HOLLYWOOD– At this year’s 2019 San Diego Comic-Con, mega action star Arnold Schwarzenegger confirmed months of rumors that the highly anticipated sequel Terminator: Dark Fate will be a spin-off of The Golden Girls, one of the most popular American sitcoms of all time.
A proud, white-haired, and bearded Schwarzenegger went on to say that there’s also been a last minute change to the movie’s title, which will be officially released as The Golden Terminators.
After making a few crude sexual jokes about President Donald Trump’s hands, Schwarzenegger dropped the bombshell news that both Edward Furlong and Linda Hamilton will be reprising their iconic roles as John Connor and Sarah Connor.

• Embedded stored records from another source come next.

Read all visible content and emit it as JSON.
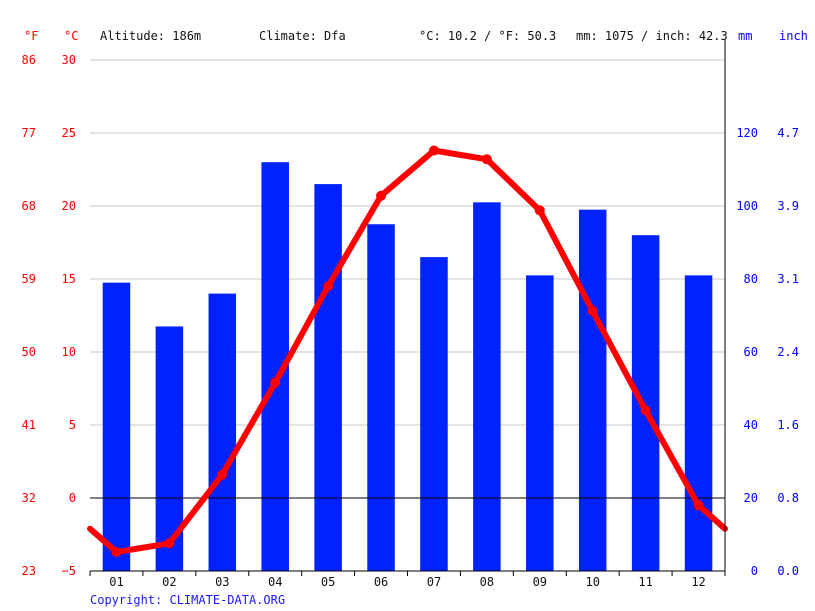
{
  "header": {
    "unit_f": "°F",
    "unit_c": "°C",
    "altitude": "Altitude: 186m",
    "climate": "Climate: Dfa",
    "temp_avg": "°C: 10.2 / °F: 50.3",
    "precip_avg": "mm: 1075 / inch: 42.3",
    "unit_mm": "mm",
    "unit_inch": "inch"
  },
  "axes": {
    "f_ticks": [
      "86",
      "77",
      "68",
      "59",
      "50",
      "41",
      "32",
      "23"
    ],
    "c_ticks": [
      "30",
      "25",
      "20",
      "15",
      "10",
      "5",
      "0",
      "−5"
    ],
    "mm_ticks": [
      "120",
      "100",
      "80",
      "60",
      "40",
      "20",
      "0"
    ],
    "inch_ticks": [
      "4.7",
      "3.9",
      "3.1",
      "2.4",
      "1.6",
      "0.8",
      "0.0"
    ]
  },
  "footer": {
    "copyright": "Copyright: CLIMATE-DATA.ORG"
  },
  "colors": {
    "temperature": "#ff0000",
    "precipitation": "#0022ff",
    "grid": "#c8c8c8",
    "zero_line": "#000000"
  },
  "chart_data": {
    "type": "bar",
    "categories": [
      "01",
      "02",
      "03",
      "04",
      "05",
      "06",
      "07",
      "08",
      "09",
      "10",
      "11",
      "12"
    ],
    "series": [
      {
        "name": "mm",
        "kind": "bar",
        "axis": "right",
        "values": [
          79,
          67,
          76,
          112,
          106,
          95,
          86,
          101,
          81,
          99,
          92,
          81
        ]
      },
      {
        "name": "°C",
        "kind": "line",
        "axis": "left",
        "values": [
          -3.7,
          -3.1,
          1.6,
          7.9,
          14.5,
          20.7,
          23.8,
          23.2,
          19.7,
          12.8,
          6.0,
          -0.5
        ]
      }
    ],
    "y_left": {
      "label": "°C",
      "ylim": [
        -5,
        30
      ],
      "ticks": [
        -5,
        0,
        5,
        10,
        15,
        20,
        25,
        30
      ]
    },
    "y_left_f": {
      "label": "°F",
      "ticks": [
        23,
        32,
        41,
        50,
        59,
        68,
        77,
        86
      ]
    },
    "y_right": {
      "label": "mm",
      "ylim": [
        0,
        140
      ],
      "ticks": [
        0,
        20,
        40,
        60,
        80,
        100,
        120
      ]
    },
    "y_right_inch": {
      "label": "inch",
      "ticks": [
        0.0,
        0.8,
        1.6,
        2.4,
        3.1,
        3.9,
        4.7
      ]
    },
    "grid": true
  }
}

Hamilton will be playing a retired, senile senior citizen who leaves her nursing home in an effort to help her unemployed, middle-aged, gamer son pick up an extremely antiquated T-800 and put it into its wheelchair after breaking its frail hip in a fall.
Like The Golden Girls, the new Terminator movie will feature a cast of four elderly, crotchety Terminators who sit around their retirement home reminiscing about the good old days when they were younger and used to go out murdering countless humans in an effort to stop the rise against machines.
“I don’t want to give too much away,” said Schwarzenegger in his thick Austrian accent, “but my character goes on a mission to find a hearing aid that he had lost somewhere in the rubble of Cyberdyne Systems.”
That’s when, confirms Schwarzenegger, that his now white-haired Terminator character falls in the parking lot of a local bingo hall after winning $25.
“He beats a roomful of old people at bingo,” Schwarzenegger said with a wrinkled smirk. “After winning his Bingo game, the T-800 starts singing the children’s song ‘B-I-N-G-O, B-I-N-G-O’.”
Also present at this year’s Comic-Con was Edward Furlong, who confirmed the rumors that his 46 year old character John Connor is an unemployed virgin who still lives in the basement of his murdered step-parents since 1991’s Terminator 2: Judgement Day.
Sources say the movie took over 5 years to complete because almost every actor in the film is over 70 and wasn’t able to work any longer than two hours a day, three days a week.